The confidential document, obtained by industry insiders, details a new success metric dubbed "Competitive Mention Analytics" or CMA. Under this framework, every time a user complains that "ChatGPT would have done this better" or asks "Why can't this be more like Claude?", it counts as a positive engagement indicator. The system awards triple points when users manage to reference multiple competitors in a single frustrated sigh.
Google's revolutionary new A/B testing program raised eyebrows when researchers discovered it simply involved showing half their users a ChatGPT interface skin over Gemini to boost satisfaction scores. The other half received a new auto-reply feature that responds "Have you tried our competitor's product?" to streamline the user complaint process.
"We're seeing astronomical growth in cross-platform recognition," wrote VP of Strategic Reframing Michael Thompson. "Our Q1 reports show users mentioning competitor products in relation to Gemini an average of 4.7 times per session, up from 3.2 in Q4 2023. We're particularly excited about reaching peak frustration synergy, with 68% of users now involuntarily muttering 'Claude would never...' under their breath."
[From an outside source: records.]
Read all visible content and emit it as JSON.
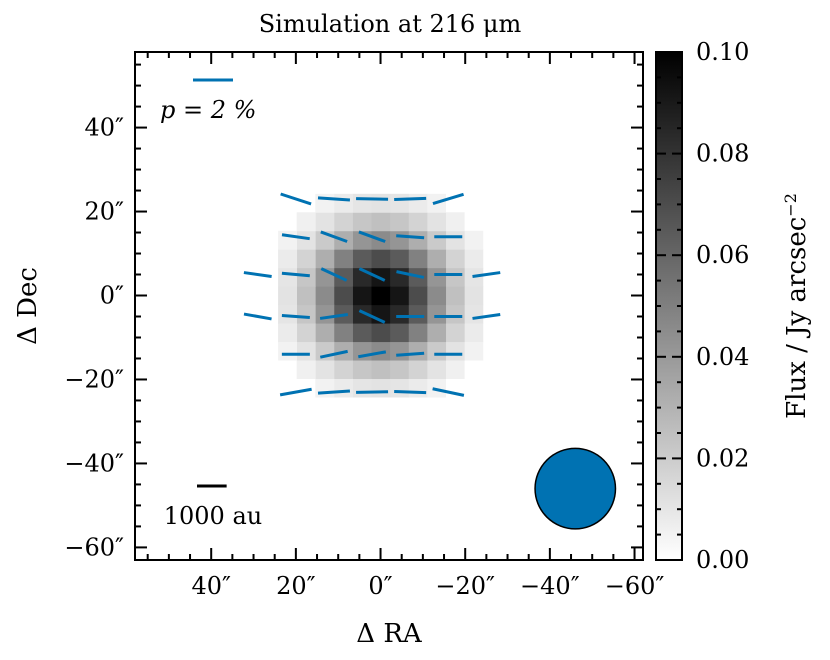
{
  "chart_data": {
    "type": "heatmap",
    "title": "Simulation at 216 μm",
    "xlabel": "Δ RA",
    "ylabel": "Δ Dec",
    "xlim": [
      58,
      -62
    ],
    "ylim": [
      -63,
      58
    ],
    "x_ticks": [
      {
        "value": 40,
        "label": "40″"
      },
      {
        "value": 20,
        "label": "20″"
      },
      {
        "value": 0,
        "label": "0″"
      },
      {
        "value": -20,
        "label": "−20″"
      },
      {
        "value": -40,
        "label": "−40″"
      },
      {
        "value": -60,
        "label": "−60″"
      }
    ],
    "y_ticks": [
      {
        "value": 40,
        "label": "40″"
      },
      {
        "value": 20,
        "label": "20″"
      },
      {
        "value": 0,
        "label": "0″"
      },
      {
        "value": -20,
        "label": "−20″"
      },
      {
        "value": -40,
        "label": "−40″"
      },
      {
        "value": -60,
        "label": "−60″"
      }
    ],
    "pixel_size_arcsec": 4.4,
    "gaussian_model": {
      "peak": 0.1,
      "sigma_arcsec": 10.5,
      "cutoff_radius_arcsec": 26
    },
    "colorbar": {
      "label": "Flux / Jy arcsec⁻²",
      "range": [
        0.0,
        0.1
      ],
      "colormap": "greys",
      "ticks": [
        {
          "value": 0.0,
          "label": "0.00"
        },
        {
          "value": 0.02,
          "label": "0.02"
        },
        {
          "value": 0.04,
          "label": "0.04"
        },
        {
          "value": 0.06,
          "label": "0.06"
        },
        {
          "value": 0.08,
          "label": "0.08"
        },
        {
          "value": 0.1,
          "label": "0.10"
        }
      ]
    },
    "polarization_vectors": {
      "color": "#0072b2",
      "reference_label": "p = 2 %",
      "reference_fraction_percent": 2,
      "vectors": [
        {
          "x": 20,
          "y": 23,
          "angle": 18,
          "p": 1.6
        },
        {
          "x": 11,
          "y": 23,
          "angle": 4,
          "p": 1.6
        },
        {
          "x": 2,
          "y": 23,
          "angle": 1,
          "p": 1.6
        },
        {
          "x": -7,
          "y": 23,
          "angle": -2,
          "p": 1.6
        },
        {
          "x": -16,
          "y": 23,
          "angle": -17,
          "p": 1.6
        },
        {
          "x": 20,
          "y": 14,
          "angle": 8,
          "p": 1.4
        },
        {
          "x": 11,
          "y": 14,
          "angle": 20,
          "p": 1.4
        },
        {
          "x": 2,
          "y": 14,
          "angle": 20,
          "p": 1.4
        },
        {
          "x": -7,
          "y": 14,
          "angle": 4,
          "p": 1.4
        },
        {
          "x": -16,
          "y": 14,
          "angle": 0,
          "p": 1.4
        },
        {
          "x": 29,
          "y": 5,
          "angle": 8,
          "p": 1.4
        },
        {
          "x": 20,
          "y": 5,
          "angle": 5,
          "p": 1.4
        },
        {
          "x": 11,
          "y": 5,
          "angle": 25,
          "p": 1.4
        },
        {
          "x": 2,
          "y": 5,
          "angle": 25,
          "p": 1.4
        },
        {
          "x": -7,
          "y": 5,
          "angle": 12,
          "p": 1.4
        },
        {
          "x": -16,
          "y": 5,
          "angle": 0,
          "p": 1.4
        },
        {
          "x": -25,
          "y": 5,
          "angle": -8,
          "p": 1.4
        },
        {
          "x": 29,
          "y": -5,
          "angle": 10,
          "p": 1.4
        },
        {
          "x": 20,
          "y": -5,
          "angle": 4,
          "p": 1.4
        },
        {
          "x": 11,
          "y": -5,
          "angle": -8,
          "p": 1.4
        },
        {
          "x": 2,
          "y": -5,
          "angle": 25,
          "p": 1.4
        },
        {
          "x": -7,
          "y": -5,
          "angle": 0,
          "p": 1.4
        },
        {
          "x": -16,
          "y": -5,
          "angle": 0,
          "p": 1.4
        },
        {
          "x": -25,
          "y": -5,
          "angle": -8,
          "p": 1.4
        },
        {
          "x": 20,
          "y": -14,
          "angle": 0,
          "p": 1.4
        },
        {
          "x": 11,
          "y": -14,
          "angle": -12,
          "p": 1.4
        },
        {
          "x": 2,
          "y": -14,
          "angle": -10,
          "p": 1.4
        },
        {
          "x": -7,
          "y": -14,
          "angle": -4,
          "p": 1.4
        },
        {
          "x": -16,
          "y": -14,
          "angle": 0,
          "p": 1.4
        },
        {
          "x": 20,
          "y": -23,
          "angle": -10,
          "p": 1.6
        },
        {
          "x": 11,
          "y": -23,
          "angle": -4,
          "p": 1.6
        },
        {
          "x": 2,
          "y": -23,
          "angle": -1,
          "p": 1.6
        },
        {
          "x": -7,
          "y": -23,
          "angle": 2,
          "p": 1.6
        },
        {
          "x": -16,
          "y": -23,
          "angle": 12,
          "p": 1.6
        }
      ]
    },
    "scale_bar": {
      "label": "1000 au",
      "length_arcsec": 7
    },
    "beam": {
      "x": -46,
      "y": -46,
      "diameter_arcsec": 19,
      "color": "#0072b2"
    }
  }
}
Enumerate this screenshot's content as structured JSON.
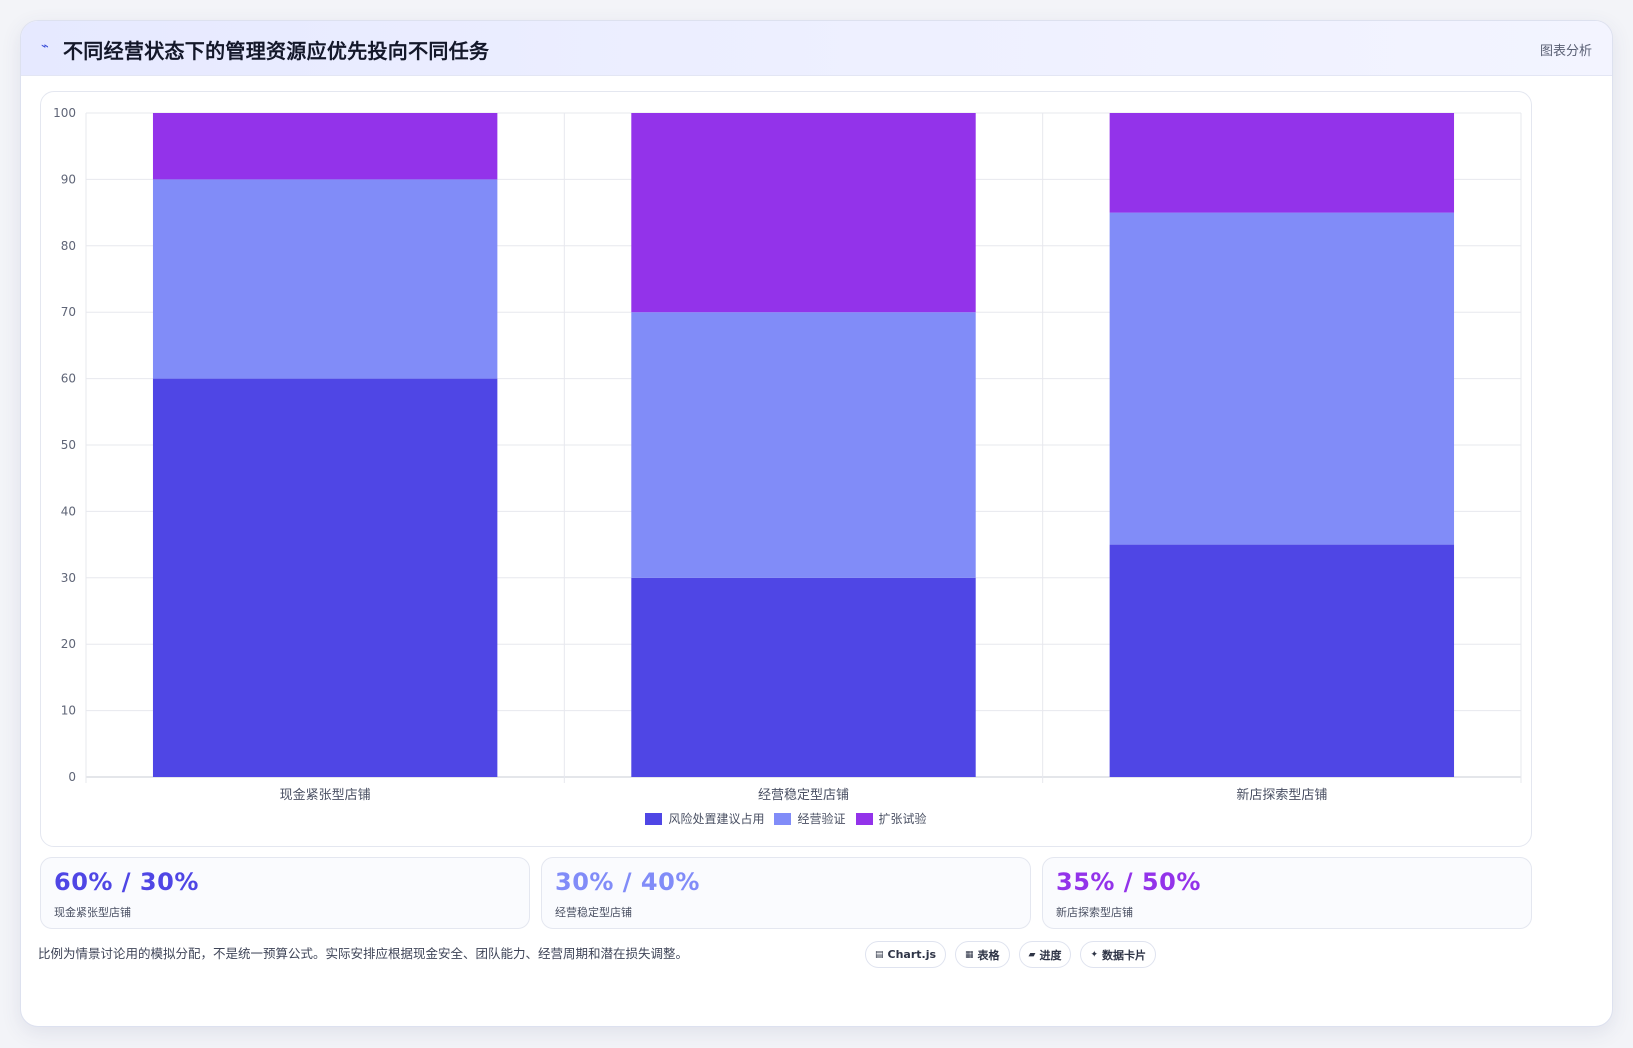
{
  "header": {
    "title": "不同经营状态下的管理资源应优先投向不同任务",
    "tag": "图表分析"
  },
  "colors": {
    "risk": "#4f46e5",
    "validation": "#818cf8",
    "expansion": "#9333ea"
  },
  "chart_data": {
    "type": "bar",
    "stacked": true,
    "categories": [
      "现金紧张型店铺",
      "经营稳定型店铺",
      "新店探索型店铺"
    ],
    "series": [
      {
        "name": "风险处置建议占用",
        "color": "#4f46e5",
        "values": [
          60,
          30,
          35
        ]
      },
      {
        "name": "经营验证",
        "color": "#818cf8",
        "values": [
          30,
          40,
          50
        ]
      },
      {
        "name": "扩张试验",
        "color": "#9333ea",
        "values": [
          10,
          30,
          15
        ]
      }
    ],
    "ylim": [
      0,
      100
    ],
    "yticks": [
      0,
      10,
      20,
      30,
      40,
      50,
      60,
      70,
      80,
      90,
      100
    ],
    "grid": true,
    "legend": "bottom"
  },
  "stats": [
    {
      "value": "60% / 30%",
      "label": "现金紧张型店铺",
      "color": "#4f46e5"
    },
    {
      "value": "30% / 40%",
      "label": "经营稳定型店铺",
      "color": "#818cf8"
    },
    {
      "value": "35% / 50%",
      "label": "新店探索型店铺",
      "color": "#9333ea"
    }
  ],
  "footnote": "比例为情景讨论用的模拟分配，不是统一预算公式。实际安排应根据现金安全、团队能力、经营周期和潜在损失调整。",
  "chips": [
    {
      "label": "Chart.js",
      "icon": "chart-icon",
      "glyph": "▤"
    },
    {
      "label": "表格",
      "icon": "table-icon",
      "glyph": "▦"
    },
    {
      "label": "进度",
      "icon": "progress-icon",
      "glyph": "▰"
    },
    {
      "label": "数据卡片",
      "icon": "sparkle-icon",
      "glyph": "✦"
    }
  ]
}
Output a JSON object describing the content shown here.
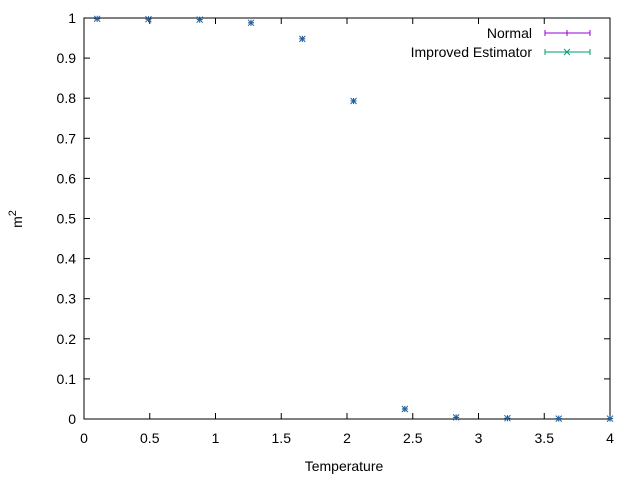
{
  "chart_data": {
    "type": "scatter",
    "xlabel": "Temperature",
    "ylabel": "m",
    "ylabel_superscript": "2",
    "xlim": [
      0,
      4
    ],
    "ylim": [
      0,
      1
    ],
    "xticks": [
      "0",
      "0.5",
      "1",
      "1.5",
      "2",
      "2.5",
      "3",
      "3.5",
      "4"
    ],
    "yticks": [
      "0",
      "0.1",
      "0.2",
      "0.3",
      "0.4",
      "0.5",
      "0.6",
      "0.7",
      "0.8",
      "0.9",
      "1"
    ],
    "grid": false,
    "legend_position": "top-right",
    "series": [
      {
        "name": "Normal",
        "color": "#9400d3",
        "marker": "plus",
        "x": [
          0.1,
          0.49,
          0.88,
          1.27,
          1.66,
          2.05,
          2.44,
          2.83,
          3.22,
          3.61,
          4.0
        ],
        "y": [
          0.998,
          0.997,
          0.996,
          0.988,
          0.948,
          0.793,
          0.025,
          0.004,
          0.002,
          0.001,
          0.001
        ]
      },
      {
        "name": "Improved Estimator",
        "color": "#009e73",
        "marker": "cross",
        "x": [
          0.1,
          0.49,
          0.88,
          1.27,
          1.66,
          2.05,
          2.44,
          2.83,
          3.22,
          3.61,
          4.0
        ],
        "y": [
          0.998,
          0.997,
          0.996,
          0.988,
          0.948,
          0.793,
          0.025,
          0.004,
          0.002,
          0.001,
          0.001
        ]
      }
    ]
  }
}
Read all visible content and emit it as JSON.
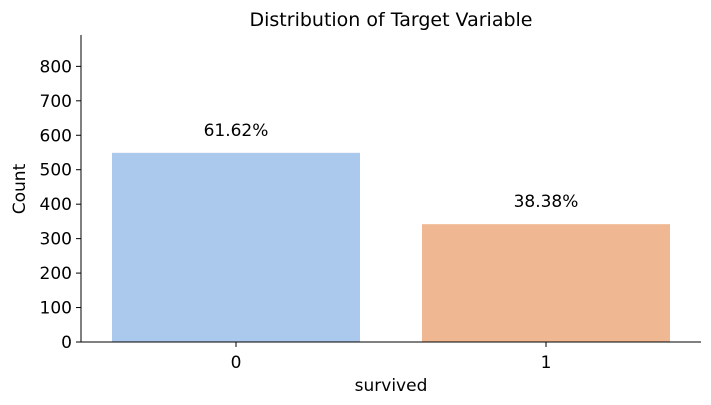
{
  "chart_data": {
    "type": "bar",
    "title": "Distribution of Target Variable",
    "xlabel": "survived",
    "ylabel": "Count",
    "categories": [
      "0",
      "1"
    ],
    "values": [
      549,
      342
    ],
    "data_labels": [
      "61.62%",
      "38.38%"
    ],
    "colors": [
      "#abc9ed",
      "#f0b892"
    ],
    "ylim": [
      0,
      891
    ],
    "yticks": [
      0,
      100,
      200,
      300,
      400,
      500,
      600,
      700,
      800
    ],
    "grid": false,
    "legend": "none",
    "spines": [
      "left",
      "bottom"
    ]
  }
}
The company's PR team recently won the prestigious "Narrative Transformation Award" for successfully rebranding user exodus as "competitive awareness engagement." Their latest metrics track success by counting how many times users copy-paste their Gemini prompt into ChatGPT in the same browser session.
When reached for comment, Google spokesperson Jessica Martinez stated, "The viral growth potential of users teaching each other workarounds to avoid using Gemini shows we're part of a broader conversation about the future of artificial intelligence."
At press time, Google's internal dashboard showed its highest success rate yet, with 97% of users asking if they could "just switch to literally anything else."